EDIT: Expect new version of OLED code today (in aprox. 5-6 hours from now) in my fork of the repo, compatible with TrueStep fork. I have commited changes but forgot to push them.

Nice, thanks! Will give it a try.

[kablek]

Well I don't know what exactly is going on there. Promoting variable to 32bit might be the case, but it doesn't make much sense with all other being 16bit integer value. As for the order of evaluation goes: v_coil_A = effort * (sin_coil_A / 1024); Is a bad idea, because sin value being divided first would resoult it being 1 or 0 depending on rounding operation. But this makes me wonder, what did you measure VRef with? oscilloscope or meter? was it actuall sine wave representation of motor phase or was it square wave of 1V? if it is square wave of 1V, then it might be the case of program actually doing division first and then multiplication (Compiler optimizations work in misterious ways). We do want multiplication first, but we don't want number to overflow. I will se if there is option to look at code disassembly and compare it to original source.

EDIT: Acording to internet in case of v_coil_A = effort * sin_coil_A / 1024; Operations should be performed left to right. Effort and sin should be calculated first, which is desired and should produce correct sine waveform (not square like division first would produce). How ever, when peak value of sin is 1024, everything above 32 written in effort should produce overflow in case of calculation being 16bit integral. It might be the case for some reason calculation gets cast to 32bit integer, but it doesn't make much sense to me. I believe literals are having variable bit length depending on calculation being used in, so all the values in calculation should be handled as 16bit. I might be wrong and I am doing research on the subject.

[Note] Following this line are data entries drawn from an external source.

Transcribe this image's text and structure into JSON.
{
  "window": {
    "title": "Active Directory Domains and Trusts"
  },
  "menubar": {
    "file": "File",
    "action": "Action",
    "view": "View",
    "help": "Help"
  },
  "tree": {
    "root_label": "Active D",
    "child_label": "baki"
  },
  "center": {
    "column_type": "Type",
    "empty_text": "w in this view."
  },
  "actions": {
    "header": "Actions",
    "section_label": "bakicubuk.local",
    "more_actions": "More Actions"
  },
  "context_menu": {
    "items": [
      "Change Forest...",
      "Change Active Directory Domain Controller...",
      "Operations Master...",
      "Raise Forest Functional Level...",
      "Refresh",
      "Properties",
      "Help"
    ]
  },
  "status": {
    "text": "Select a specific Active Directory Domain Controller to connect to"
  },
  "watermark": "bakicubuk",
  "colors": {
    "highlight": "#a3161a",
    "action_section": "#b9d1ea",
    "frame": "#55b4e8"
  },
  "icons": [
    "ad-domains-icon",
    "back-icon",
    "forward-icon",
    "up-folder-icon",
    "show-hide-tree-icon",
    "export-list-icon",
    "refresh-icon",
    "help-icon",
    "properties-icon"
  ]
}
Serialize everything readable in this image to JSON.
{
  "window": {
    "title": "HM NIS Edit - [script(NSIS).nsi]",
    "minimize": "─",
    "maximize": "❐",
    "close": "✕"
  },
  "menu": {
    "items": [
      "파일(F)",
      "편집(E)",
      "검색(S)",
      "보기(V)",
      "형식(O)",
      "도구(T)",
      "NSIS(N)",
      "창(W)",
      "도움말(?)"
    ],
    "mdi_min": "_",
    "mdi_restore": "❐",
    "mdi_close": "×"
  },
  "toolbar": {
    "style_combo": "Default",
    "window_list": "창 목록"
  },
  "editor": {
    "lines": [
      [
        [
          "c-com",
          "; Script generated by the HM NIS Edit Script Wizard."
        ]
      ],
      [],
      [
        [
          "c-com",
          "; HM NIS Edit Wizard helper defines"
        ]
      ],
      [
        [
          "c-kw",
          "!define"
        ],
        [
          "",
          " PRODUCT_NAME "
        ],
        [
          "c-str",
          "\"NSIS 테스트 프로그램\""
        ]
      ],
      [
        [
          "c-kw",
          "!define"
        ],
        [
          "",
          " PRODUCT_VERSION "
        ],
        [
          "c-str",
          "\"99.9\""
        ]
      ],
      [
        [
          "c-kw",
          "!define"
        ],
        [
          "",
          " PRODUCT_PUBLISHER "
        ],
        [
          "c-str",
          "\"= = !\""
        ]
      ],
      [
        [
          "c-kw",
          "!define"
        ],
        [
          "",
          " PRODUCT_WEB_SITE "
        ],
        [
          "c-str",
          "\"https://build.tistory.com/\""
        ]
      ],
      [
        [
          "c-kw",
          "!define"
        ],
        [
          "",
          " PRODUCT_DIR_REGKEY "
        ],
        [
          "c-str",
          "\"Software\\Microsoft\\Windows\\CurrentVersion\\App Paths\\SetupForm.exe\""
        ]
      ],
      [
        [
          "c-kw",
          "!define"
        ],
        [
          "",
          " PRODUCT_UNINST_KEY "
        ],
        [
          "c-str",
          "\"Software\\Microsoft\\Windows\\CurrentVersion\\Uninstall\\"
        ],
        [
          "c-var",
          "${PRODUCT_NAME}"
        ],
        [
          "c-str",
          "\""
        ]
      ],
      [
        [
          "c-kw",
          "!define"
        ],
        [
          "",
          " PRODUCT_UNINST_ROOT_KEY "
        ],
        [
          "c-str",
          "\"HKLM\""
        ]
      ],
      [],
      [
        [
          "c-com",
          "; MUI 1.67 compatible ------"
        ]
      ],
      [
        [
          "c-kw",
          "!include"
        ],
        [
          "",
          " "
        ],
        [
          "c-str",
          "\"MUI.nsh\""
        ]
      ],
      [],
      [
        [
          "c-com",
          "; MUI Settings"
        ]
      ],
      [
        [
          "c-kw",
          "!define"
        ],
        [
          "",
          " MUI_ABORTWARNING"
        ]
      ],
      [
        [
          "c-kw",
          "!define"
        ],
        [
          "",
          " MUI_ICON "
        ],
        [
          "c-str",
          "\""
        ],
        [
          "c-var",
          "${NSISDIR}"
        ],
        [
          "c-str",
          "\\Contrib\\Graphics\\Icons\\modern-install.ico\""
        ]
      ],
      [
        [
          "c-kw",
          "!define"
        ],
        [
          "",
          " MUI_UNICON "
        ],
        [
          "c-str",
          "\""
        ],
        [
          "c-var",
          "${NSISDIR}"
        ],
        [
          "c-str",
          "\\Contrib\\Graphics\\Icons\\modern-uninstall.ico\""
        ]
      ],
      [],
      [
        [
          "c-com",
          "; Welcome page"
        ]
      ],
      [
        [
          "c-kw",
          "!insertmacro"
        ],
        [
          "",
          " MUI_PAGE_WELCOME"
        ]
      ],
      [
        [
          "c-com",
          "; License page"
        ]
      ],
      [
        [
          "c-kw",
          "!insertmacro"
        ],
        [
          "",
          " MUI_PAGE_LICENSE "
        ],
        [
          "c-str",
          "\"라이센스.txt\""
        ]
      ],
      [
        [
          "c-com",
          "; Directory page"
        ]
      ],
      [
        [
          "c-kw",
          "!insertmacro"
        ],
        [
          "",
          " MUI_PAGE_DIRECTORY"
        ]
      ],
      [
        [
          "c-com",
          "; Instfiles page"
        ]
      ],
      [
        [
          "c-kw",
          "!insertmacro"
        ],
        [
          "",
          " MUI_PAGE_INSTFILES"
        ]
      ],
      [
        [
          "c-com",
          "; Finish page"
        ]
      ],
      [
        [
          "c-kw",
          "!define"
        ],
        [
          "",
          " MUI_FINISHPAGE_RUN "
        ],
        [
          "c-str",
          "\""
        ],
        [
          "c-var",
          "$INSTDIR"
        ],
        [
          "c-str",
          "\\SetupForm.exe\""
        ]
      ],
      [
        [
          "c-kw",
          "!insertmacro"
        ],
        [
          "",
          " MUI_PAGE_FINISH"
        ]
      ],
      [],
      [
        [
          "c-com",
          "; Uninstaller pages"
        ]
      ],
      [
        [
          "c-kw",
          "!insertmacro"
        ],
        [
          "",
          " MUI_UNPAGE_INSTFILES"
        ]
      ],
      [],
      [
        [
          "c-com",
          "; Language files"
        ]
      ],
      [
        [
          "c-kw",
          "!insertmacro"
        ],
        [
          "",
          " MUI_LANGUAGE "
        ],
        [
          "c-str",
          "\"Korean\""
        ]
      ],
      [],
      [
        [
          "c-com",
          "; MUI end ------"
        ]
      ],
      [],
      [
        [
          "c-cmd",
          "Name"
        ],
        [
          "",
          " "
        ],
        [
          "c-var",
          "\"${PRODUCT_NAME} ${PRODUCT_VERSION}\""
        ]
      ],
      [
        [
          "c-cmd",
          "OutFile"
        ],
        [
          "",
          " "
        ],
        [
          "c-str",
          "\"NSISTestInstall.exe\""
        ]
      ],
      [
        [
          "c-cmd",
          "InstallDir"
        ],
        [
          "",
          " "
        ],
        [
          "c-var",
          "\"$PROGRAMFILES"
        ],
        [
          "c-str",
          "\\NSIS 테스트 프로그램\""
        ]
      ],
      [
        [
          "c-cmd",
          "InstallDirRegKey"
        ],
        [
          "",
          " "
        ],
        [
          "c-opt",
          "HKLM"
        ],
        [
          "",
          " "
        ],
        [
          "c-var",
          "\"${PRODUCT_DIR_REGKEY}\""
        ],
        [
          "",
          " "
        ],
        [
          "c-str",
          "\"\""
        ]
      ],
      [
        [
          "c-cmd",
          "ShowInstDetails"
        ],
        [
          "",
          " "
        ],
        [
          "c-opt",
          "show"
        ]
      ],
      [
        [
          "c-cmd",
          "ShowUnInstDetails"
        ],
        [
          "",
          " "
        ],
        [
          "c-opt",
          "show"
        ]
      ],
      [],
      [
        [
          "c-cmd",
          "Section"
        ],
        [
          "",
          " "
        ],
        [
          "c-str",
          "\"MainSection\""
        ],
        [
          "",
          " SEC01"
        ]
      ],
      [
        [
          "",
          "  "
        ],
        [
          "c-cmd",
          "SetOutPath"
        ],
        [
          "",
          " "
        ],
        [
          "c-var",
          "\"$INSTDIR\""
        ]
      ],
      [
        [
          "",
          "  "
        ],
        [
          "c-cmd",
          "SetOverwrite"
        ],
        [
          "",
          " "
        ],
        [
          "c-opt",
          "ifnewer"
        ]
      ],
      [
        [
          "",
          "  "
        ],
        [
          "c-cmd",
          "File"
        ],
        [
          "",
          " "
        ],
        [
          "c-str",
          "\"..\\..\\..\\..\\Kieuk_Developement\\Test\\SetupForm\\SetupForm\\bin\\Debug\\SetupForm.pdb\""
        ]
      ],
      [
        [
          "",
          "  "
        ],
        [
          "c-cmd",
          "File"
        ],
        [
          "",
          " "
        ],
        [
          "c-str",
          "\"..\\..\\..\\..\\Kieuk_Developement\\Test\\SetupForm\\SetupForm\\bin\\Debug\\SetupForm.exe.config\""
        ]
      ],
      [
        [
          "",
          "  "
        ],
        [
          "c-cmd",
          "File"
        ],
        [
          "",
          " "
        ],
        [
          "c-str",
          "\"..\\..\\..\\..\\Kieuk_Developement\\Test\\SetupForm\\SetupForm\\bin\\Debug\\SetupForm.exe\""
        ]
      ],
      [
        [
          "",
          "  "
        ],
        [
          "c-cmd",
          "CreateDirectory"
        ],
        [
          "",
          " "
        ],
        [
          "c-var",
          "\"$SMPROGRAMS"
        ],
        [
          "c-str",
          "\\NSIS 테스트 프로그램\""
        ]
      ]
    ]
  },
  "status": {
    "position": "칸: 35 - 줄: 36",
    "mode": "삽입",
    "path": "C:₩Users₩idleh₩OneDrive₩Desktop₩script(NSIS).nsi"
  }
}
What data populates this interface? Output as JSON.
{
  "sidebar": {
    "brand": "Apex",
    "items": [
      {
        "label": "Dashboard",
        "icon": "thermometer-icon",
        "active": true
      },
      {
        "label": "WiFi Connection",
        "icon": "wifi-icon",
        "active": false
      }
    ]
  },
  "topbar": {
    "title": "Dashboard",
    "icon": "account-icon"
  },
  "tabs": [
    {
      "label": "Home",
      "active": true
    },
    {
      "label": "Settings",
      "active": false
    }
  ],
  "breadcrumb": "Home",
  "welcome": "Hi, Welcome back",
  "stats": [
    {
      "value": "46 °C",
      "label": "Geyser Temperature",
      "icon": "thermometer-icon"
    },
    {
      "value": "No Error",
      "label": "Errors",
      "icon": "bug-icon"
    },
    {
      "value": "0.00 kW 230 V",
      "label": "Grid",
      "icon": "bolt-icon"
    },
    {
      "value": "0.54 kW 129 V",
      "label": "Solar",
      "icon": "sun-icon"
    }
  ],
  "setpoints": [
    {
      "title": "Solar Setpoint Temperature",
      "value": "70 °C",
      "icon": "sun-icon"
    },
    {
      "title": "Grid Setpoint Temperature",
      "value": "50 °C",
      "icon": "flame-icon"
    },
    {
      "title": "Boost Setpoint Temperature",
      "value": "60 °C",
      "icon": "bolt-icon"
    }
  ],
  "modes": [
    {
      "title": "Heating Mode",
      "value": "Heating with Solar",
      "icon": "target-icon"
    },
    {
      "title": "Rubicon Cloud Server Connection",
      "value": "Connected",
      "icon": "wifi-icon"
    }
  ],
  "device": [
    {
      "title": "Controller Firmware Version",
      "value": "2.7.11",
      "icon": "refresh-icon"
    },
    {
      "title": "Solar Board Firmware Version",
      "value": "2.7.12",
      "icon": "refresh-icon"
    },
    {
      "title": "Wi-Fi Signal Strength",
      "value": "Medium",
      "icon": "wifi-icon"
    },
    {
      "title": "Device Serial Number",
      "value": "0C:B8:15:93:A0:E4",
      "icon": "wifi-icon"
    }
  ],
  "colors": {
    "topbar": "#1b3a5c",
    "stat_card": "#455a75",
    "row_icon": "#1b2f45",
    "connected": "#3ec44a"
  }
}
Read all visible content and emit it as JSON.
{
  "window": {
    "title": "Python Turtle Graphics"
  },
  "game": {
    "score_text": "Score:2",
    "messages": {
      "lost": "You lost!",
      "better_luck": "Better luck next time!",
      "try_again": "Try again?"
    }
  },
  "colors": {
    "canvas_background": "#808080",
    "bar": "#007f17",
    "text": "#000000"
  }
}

About phase multiplier I am also pretty clueless, it probably has to do with different formats of angle being written? but with code being written in ugly way it is, this will be hard to figure out. It should definitely be faster to multiply and divide with whole numbers than to just multiply with floats

Another note to my OLED code: the fact it is interrupt driven, making it non blocking makes key press detection much faster, double clicks are detected since there is no debounce/delay.

[swanepoeljan]

Ah ja true, I didn't think that one through properly, we definitely want to start from the left.

For the measurement I just used my meter but can redo it with my scope to get a better picture.

Another note to my OLED code: the fact it is interrupt driven, making it non blocking makes key press detection much faster, double clicks are detected since there is no debounce/delay.

Had a similar thing when I rewrote the OLED menu, they use delays in the original code to do the debouncing which I didn't like and it slowed the main loop down a lot. In the end I used the SysTick timer to scan for key presses at a lower rate which works okay.

[kablek]

Alright, I finally did push new version of OLED code to my fork. I cleaned it up quite a bit and did some planning for further changes to OLED driver code. I believe code should work fine for now and should be stable enough for use. In the future I will add support for hardware SPI over fixed pinout, but that is currently not top priority.

Button handling could also be handled by interrupts I believe, but that does coma at a price of potentially slowing things down due to interrupt calls. Buttons are also not top priority IMO since their implementation is not really difficult. I believe area to focus on first is getting all important interfaces working correctly, if possible without anything happening in main loop? I will probably look at code for magnetic encoder and bridge control (TIM3 PWM) next.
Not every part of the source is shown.